Springfield church holds silent vigil during Floyd's Houston, Texas funeral
The 135 members of the First Unitarian Universalist Church have still had no in-person services since the coronavirus outbreak.
But on Tuesday as George Floyd's funeral service was taking place in Houston, Texas a group of about 40 members of the congregation gathered in the hot sun along Battlefield Road outside their church in a silent vigil in Floyd's honor.
Carrying signs that said, "Black Lives Matter", "Spread Love", "Justice for All", "I Can't Breathe", and "Stop Racism", the protestors were met with honks of support by many passing cars.
Most of those holding signs were white and senior citizens.
One of the event's organizers, Dorris Ewing, held a sign that said, "Enough".
"I'm 81 years-old and I've had enough," she said. "I've had enough of police brutality, enough of young men dying on the street. Enough of racial profiling, incarcerating people with mental illness and addiction problems."
The group also included those who were a part of the civil rights movement in the last century.
"Fifty years ago I was protesting at the University of Missouri," said Betty Ridge. "I was a student there. I was protesting the war in Vietnam and I was marching in women's marches and I didn't think I'd still be doing this 50 years later."
"I actually went to high school in Charleston, South Carolina and in 1958 I was expelled from school for promoting integration," said Stella Harrison, who was sitting beside Ridge holding a sign as well.
Stella said her parents did not approve.
"My father hit the roof," she said with a smile.
But she's never stopped her activism.
"You know I've spent my life trying to get arrested for civil disobedience," Harrison said. "Most of my kids have been but for some reason no one wants to put me in jail."
Those who were around for the early days of civil rights say the movement surged forward but fell back.
"We won some victories and then we let up," Ridge said. "We didn't follow through. A lot of people got caught up in the "ME" generation. They went about their lives and things started deteriorating."
But the protestors we talked to say they now truly believe that because of George Floyd, things are different this time and change will happen.

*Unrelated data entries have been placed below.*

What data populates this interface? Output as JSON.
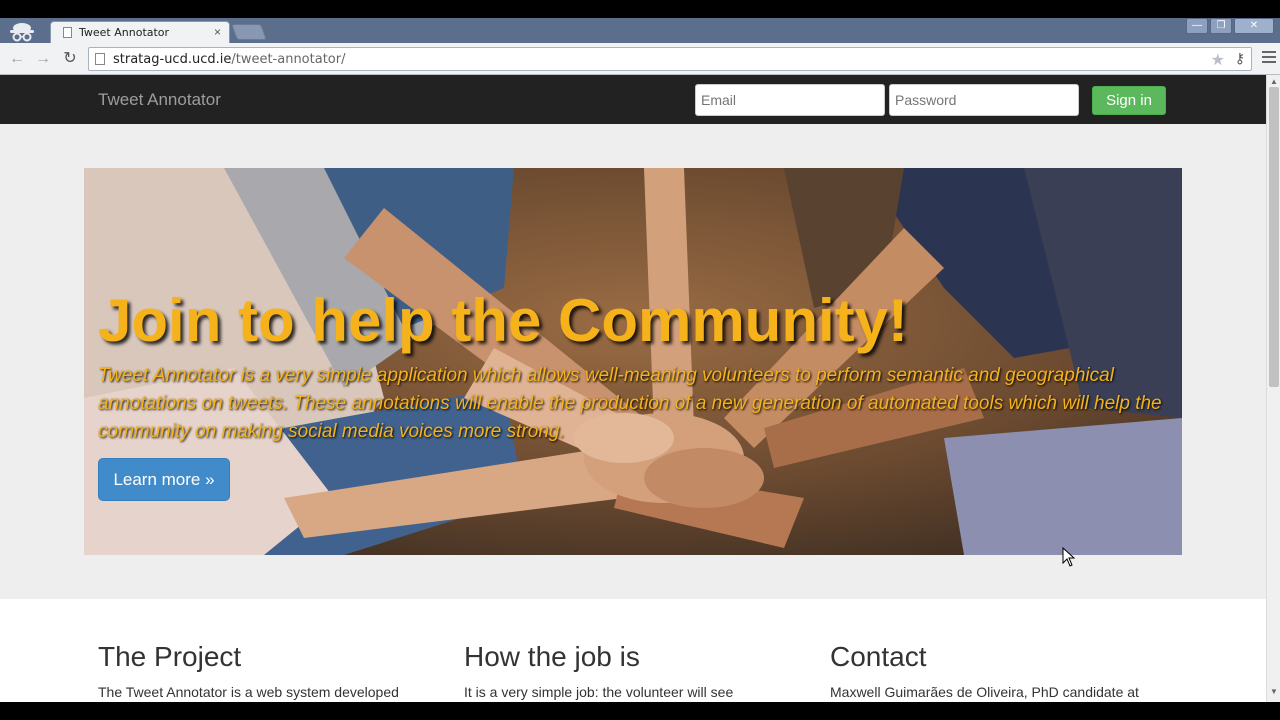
{
  "browser": {
    "tab_title": "Tweet Annotator",
    "tab_close": "×",
    "url_domain": "stratag-ucd.ucd.ie",
    "url_path": "/tweet-annotator/",
    "window_buttons": [
      "—",
      "❐",
      "✕"
    ]
  },
  "navbar": {
    "brand": "Tweet Annotator",
    "email_placeholder": "Email",
    "password_placeholder": "Password",
    "signin_label": "Sign in"
  },
  "hero": {
    "title": "Join to help the Community!",
    "text": "Tweet Annotator is a very simple application which allows well-meaning volunteers to perform semantic and geographical annotations on tweets. These annotations will enable the production of a new generation of automated tools which will help the community on making social media voices more strong.",
    "button_label": "Learn more »",
    "accent_color": "#f5b21a"
  },
  "columns": [
    {
      "heading": "The Project",
      "text": "The Tweet Annotator is a web system developed"
    },
    {
      "heading": "How the job is",
      "text": "It is a very simple job: the volunteer will see"
    },
    {
      "heading": "Contact",
      "text": "Maxwell Guimarães de Oliveira, PhD candidate at"
    }
  ]
}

"How can anybody watch a man be slow murdered for almost nine minutes and it not affect them?" said Barbara Bentkowski. "This time it is different. It's multi-racial. And the young people are stepping up to the plate and making changes. Real changes!"
"I see a much more diverse group of people protesting," Harrison added. "Back when I was doing this you didn't see people my age waving signs."
Farrow Carson brought her two young sons to the vigil.
"It's one of my most important jobs as a parent to teach my children the values that I believe in," she said. "That each person has inherit worth and dignity."
"The hate that's going through this country makes me cry every day," Harrison said. "We've got to spread love."